Even if you use printk_wq with WQ_MEM_RECLAIM for printing_work work item,
printing_work_func() will not be called until current work item calls
schedule_timeout_*(). That will be an undesirable random delay. If you use
a dedicated kernel thread rather than a dedicated workqueue with WQ_MEM_RECLAIM,
we can avoid this random delay.

> > > +static void printing_work_func(struct work_struct *work)
> > > +{
> > > + console_lock();
> > > + console_unlock();
> > > +}
> >
> > Is this safe?

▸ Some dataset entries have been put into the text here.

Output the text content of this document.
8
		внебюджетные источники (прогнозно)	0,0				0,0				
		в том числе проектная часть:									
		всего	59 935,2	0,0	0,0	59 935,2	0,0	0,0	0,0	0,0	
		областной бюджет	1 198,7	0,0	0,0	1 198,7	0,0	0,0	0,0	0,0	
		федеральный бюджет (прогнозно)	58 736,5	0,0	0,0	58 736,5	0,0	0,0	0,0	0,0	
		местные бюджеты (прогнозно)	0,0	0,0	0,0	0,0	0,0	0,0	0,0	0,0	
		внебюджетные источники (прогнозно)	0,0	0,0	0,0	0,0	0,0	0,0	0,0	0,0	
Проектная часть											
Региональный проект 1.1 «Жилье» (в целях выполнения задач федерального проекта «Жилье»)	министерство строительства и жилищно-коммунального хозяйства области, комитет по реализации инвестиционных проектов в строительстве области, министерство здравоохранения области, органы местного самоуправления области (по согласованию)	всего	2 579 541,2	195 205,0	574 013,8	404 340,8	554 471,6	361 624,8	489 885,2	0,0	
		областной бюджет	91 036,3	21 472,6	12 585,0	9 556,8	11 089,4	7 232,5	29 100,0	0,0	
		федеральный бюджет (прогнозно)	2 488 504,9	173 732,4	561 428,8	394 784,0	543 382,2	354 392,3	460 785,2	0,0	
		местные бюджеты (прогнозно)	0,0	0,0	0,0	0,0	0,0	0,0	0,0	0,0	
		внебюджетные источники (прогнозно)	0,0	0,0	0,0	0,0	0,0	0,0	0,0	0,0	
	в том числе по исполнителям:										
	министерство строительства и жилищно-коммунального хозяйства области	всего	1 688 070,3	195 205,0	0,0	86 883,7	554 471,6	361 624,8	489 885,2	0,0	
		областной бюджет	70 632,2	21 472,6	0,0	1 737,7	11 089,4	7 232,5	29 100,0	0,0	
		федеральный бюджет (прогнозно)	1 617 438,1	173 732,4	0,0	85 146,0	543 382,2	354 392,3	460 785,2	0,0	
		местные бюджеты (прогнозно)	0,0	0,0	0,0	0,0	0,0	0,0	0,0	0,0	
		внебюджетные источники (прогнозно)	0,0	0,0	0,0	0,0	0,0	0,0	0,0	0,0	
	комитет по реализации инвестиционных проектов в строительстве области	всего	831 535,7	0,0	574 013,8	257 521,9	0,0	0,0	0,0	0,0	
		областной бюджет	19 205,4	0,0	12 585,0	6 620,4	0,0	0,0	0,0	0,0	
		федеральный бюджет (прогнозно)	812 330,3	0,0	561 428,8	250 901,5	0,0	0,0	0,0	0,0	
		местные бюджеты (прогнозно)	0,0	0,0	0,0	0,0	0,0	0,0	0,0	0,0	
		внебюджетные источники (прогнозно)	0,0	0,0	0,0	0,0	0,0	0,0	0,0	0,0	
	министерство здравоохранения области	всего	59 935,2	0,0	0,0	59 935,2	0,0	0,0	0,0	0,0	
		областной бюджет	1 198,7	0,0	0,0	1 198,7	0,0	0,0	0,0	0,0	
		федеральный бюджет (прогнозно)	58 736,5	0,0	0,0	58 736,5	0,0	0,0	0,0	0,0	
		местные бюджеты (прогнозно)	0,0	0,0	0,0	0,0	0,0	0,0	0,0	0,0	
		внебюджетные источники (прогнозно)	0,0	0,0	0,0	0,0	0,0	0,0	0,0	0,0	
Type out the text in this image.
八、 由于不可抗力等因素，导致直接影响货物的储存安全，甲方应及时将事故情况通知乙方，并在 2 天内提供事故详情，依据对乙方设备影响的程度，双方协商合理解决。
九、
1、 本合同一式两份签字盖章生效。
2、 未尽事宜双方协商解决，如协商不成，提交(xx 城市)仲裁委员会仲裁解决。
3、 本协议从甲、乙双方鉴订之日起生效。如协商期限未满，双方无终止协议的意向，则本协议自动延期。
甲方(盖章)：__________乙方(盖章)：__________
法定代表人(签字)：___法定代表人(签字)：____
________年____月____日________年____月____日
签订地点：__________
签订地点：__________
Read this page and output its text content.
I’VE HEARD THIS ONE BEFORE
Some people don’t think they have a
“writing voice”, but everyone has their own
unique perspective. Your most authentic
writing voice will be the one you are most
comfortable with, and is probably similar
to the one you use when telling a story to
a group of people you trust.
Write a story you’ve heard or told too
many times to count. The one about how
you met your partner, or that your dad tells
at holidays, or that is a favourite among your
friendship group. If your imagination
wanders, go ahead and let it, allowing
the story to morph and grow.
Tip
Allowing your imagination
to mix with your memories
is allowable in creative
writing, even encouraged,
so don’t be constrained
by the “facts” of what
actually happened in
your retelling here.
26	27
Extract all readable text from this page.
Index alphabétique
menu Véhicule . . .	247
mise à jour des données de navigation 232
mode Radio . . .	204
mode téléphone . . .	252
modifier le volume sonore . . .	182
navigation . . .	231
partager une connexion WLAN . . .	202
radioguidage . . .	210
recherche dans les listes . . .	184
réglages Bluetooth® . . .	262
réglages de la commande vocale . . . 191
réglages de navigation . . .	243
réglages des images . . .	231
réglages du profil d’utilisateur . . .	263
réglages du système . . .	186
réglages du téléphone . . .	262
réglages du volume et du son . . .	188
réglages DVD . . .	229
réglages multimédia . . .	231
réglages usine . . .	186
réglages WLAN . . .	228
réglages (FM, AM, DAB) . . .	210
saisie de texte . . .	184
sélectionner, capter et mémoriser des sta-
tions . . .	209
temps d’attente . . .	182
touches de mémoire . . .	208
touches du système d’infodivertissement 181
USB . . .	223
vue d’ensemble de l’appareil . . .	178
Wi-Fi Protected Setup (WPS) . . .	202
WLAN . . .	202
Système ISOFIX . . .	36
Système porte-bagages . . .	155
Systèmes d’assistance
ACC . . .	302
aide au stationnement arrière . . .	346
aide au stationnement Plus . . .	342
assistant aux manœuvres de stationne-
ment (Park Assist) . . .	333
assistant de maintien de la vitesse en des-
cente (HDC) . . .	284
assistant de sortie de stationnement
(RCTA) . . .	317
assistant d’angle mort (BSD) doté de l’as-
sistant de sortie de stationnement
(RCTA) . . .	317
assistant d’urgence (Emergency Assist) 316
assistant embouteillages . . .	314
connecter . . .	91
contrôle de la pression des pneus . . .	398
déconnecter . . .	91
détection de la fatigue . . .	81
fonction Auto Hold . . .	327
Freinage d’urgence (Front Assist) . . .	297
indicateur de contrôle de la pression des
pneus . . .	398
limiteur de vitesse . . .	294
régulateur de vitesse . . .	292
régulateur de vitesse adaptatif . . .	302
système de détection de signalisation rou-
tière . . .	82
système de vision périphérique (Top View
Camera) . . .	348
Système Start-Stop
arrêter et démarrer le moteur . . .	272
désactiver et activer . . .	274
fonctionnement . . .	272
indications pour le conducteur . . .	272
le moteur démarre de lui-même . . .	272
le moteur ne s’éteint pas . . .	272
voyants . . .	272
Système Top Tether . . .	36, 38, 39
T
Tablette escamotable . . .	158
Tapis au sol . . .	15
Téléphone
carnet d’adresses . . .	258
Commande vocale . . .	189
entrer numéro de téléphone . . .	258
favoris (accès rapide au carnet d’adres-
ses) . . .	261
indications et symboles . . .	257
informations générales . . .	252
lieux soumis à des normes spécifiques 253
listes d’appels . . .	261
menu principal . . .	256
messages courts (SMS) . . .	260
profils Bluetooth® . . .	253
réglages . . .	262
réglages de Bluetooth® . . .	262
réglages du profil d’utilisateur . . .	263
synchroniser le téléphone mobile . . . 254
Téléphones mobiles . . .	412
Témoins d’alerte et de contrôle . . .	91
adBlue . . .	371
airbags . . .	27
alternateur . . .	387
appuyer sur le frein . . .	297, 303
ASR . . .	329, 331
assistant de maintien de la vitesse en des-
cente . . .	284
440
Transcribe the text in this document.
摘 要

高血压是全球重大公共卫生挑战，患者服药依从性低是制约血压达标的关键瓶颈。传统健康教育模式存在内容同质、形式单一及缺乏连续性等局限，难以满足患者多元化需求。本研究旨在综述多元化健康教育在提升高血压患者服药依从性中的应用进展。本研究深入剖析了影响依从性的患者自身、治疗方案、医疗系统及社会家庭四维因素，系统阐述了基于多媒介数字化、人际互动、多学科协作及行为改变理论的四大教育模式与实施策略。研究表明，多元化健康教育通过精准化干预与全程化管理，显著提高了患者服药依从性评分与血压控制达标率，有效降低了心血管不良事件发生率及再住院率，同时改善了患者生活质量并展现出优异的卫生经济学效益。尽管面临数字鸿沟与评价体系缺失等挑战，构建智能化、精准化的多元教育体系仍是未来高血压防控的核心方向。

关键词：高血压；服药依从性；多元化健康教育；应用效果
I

If somebody invokes the OOM killer between console_lock()
> > and console_unlock(), won't this cause OOM killer messages not printed?
>
> if you mean something like
>
> console_lock();
> for (...) {
> do_foo() {
> ...
> pr_err(" ... foo message ...\n");
> ...
> }
> }
> console_unlock();
>
> then yes, nothing will be printed until that process executes console_unlock(),
> because it's console_unlock() that pushes the messages to console drivers.

Yes, I meant a sequence like

console_lock();
ptr = kmalloc(GFP_KERNEL);
kfree(ptr);
console_unlock();

and kmalloc() prints OOM killer messages rather than failing that allocation.
Are we sure that there is no such usage?